In the second experiment, the Xinomavro wine extract variety was used. The wine was condensed into Rotavapor until half its volume was reduced to ensure the complete removal of alcohol naturally contained in wine, since its presence prevents the retention of the polyphenols from the used resins. Then, adsorption polymer resins (Amberlite^® XAD-4, Supelco, Bellefonte, PA, USA) were used. For the recovery of the polyphenols, ethanol was used as an organic solvent. Finally, the sample drought in Rotavapor until lyophilization and complete removal of solvents, as previously described [49]. Afterward, the dry weight of the final product was determined. The analysis showed that a bottle of Xinomavro wine (750 mL) contained 3.88 g of phenolics, corresponding to a yield of phenol of 0.51% (per 100 mL of wine). The dose was set at 25 mg of polyphenols per kg of body weight. Since the extract was 26.7% polyphenolic compounds, 34.5 mg of the extract were required for each rat per day (93.2 mg of extract/kg/day). To calculate the doses, the mean body weight value of rats at the beginning of the experiment was used. The doses were prepared by dissolving 34.5 mg of extract in 1.5 mL of distilled water, which was administered daily to the drinking water of rats. Regarding the control group, corresponding doses of 1.5 mL of distilled water were prepared.

4.2. Animals and Housing Conditions

In the first experiment, 4-month-old male C57BL/6 mice (25–32 g BW) were housed in the animal care facility of the University of Patras at standard laboratory conditions (12:12 h of light and darkness, free access to food and water) (Permission code: EL-13-BIOexp-04). The protocol was approved by the Research Ethics Committee based on the University’s Code of Ethics and Deontology in Research (Permission code: REC-6207). Mice were randomly divided into two groups (10–12 mice per group): the control (vehicle) and treated group (extract). The grape stem extract of Mavrodaphne was dissolved in 10% dimethyl sulfoxide (DMSO) and 10% cremophor EL in drinking water and was administered orally (gavage), immediately after dissolution, at a dose of 155.9 mg/kg body weight/day for 28 days. Twenty-four hours after the last administration of each feed, animals were anesthetized with isoflurane and sacrificed, and the peripheral tissues were isolated.

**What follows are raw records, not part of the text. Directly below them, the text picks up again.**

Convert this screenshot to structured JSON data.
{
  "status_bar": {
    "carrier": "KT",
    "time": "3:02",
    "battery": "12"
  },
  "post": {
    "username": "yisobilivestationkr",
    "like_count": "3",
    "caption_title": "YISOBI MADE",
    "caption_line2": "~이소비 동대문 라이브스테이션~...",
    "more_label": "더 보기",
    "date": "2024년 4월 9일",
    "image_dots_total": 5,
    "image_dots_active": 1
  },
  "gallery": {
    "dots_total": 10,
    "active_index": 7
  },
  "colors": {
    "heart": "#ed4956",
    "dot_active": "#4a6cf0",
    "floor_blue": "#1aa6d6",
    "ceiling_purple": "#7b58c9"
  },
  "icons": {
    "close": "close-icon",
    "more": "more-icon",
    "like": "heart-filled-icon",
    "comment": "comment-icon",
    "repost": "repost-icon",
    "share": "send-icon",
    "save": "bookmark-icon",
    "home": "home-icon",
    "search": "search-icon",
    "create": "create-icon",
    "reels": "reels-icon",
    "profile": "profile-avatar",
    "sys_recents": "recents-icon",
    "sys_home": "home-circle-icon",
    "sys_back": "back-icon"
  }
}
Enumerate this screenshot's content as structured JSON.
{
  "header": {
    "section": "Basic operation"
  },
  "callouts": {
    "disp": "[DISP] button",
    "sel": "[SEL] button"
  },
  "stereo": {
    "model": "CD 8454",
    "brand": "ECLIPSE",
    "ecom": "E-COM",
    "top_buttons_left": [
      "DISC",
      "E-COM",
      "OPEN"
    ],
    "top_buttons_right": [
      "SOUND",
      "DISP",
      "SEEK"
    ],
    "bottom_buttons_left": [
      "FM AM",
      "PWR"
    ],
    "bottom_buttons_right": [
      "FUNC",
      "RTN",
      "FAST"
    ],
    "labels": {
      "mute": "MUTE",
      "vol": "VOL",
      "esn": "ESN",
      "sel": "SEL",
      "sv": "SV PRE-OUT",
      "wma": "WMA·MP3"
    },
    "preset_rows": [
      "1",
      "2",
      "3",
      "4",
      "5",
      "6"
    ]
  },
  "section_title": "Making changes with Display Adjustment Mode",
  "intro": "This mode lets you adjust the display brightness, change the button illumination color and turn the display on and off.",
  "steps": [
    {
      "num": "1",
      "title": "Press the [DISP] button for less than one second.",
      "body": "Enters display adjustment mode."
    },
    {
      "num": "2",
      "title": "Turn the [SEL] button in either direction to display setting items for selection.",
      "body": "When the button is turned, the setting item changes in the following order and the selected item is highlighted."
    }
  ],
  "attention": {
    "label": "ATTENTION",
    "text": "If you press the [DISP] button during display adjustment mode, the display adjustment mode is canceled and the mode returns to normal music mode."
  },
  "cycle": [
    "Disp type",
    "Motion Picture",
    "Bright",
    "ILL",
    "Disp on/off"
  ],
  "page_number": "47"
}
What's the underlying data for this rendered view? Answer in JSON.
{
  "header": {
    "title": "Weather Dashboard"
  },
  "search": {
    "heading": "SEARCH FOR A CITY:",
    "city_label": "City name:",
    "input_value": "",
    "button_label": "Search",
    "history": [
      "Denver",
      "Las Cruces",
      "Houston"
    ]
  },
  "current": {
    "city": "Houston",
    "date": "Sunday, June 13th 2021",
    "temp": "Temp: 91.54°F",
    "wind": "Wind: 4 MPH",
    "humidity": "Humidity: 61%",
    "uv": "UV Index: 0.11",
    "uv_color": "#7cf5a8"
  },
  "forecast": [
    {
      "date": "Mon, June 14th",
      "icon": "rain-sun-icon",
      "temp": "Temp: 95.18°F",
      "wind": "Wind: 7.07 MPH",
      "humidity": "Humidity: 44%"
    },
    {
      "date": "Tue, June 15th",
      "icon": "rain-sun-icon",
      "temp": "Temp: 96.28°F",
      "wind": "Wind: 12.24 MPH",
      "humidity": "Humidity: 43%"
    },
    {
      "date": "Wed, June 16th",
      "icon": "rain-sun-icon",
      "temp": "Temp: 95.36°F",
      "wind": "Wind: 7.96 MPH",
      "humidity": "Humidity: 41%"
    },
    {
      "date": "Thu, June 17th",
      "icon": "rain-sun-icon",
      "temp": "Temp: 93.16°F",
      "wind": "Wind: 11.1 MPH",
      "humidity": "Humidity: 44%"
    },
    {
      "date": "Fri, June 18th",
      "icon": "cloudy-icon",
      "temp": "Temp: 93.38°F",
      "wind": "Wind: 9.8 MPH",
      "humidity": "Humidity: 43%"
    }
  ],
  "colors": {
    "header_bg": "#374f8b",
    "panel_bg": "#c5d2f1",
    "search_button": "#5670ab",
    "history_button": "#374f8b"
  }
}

In the second experiment, 12 male Wistar rats, aged 20 weeks, were used from Clinical Pharmacology, School of Medicine, Aristotle University of Thessaloniki. Τhe rats were randomly divided into two groups of 6 individuals each. They were housed in cages, in groups of 3, at a temperature of 22 ± 2 °C, with relative humidity of 40–70% and artificial lighting with a 12 h photoperiod of day/night. This was followed by an adjustment period of one week to acclimatize with the members of each cage group. The extract was administered daily at the same time via potable water for 14 days. In one group, 1.5 mL of distilled water was administered with drinking water and served as the control group, while in the second group, 1.5 mL of solution of distilled water and wine extract was administered considered as test group. During the experiment, water, and dry food (pellets) intended for laboratory animals were provided daily and ad libitum. Each animal was labeled with an ecological color on the coat to be identified. The experiment was performed in the animal facility of the laboratory of Clinical Pharmacology, School of Medicine, Aristotle University of Thessaloniki in accordance with the Helsinki Declaration and National standards (Permission code: EL-54-BIOexp-04). The experimental protocol was approved by the National Veterinary Administration authorities (License No.: 47667(198)). All animals were treated in accordance with the guiding principles of the European Community Council Directive (89/609/EEC) for the care and use of laboratory animals. At the end of the experiment, the rats were fasted overnight and anesthetized with isoflurane.

4.3. Redox Biomarkers

4.3.1. Tissue Homogenization

Tissue samples were homogenized using a Minilys homogenizer (Bertin Instruments, Montigny-le-Bretonneux, France). Briefly, into homogenization tubes, 200–250 mg of each tissue and 600–750 μL of a solution comprising phosphate-buffered saline (PBS) and protease inhibitors (Complete^TM mini protease inhibitors, Roche Diagnostics, Mannheim, Germany) were added and homogenized for 30 sec at the highest available speed. A centrifugation (15,000× g, 5 min, 4 °C) followed, and the supernatant was collected, separated in aliquots, stored at −80 °C, and thawed only once before each analysis. Total protein concentration was determined using the Bradford assay, as previously described [75].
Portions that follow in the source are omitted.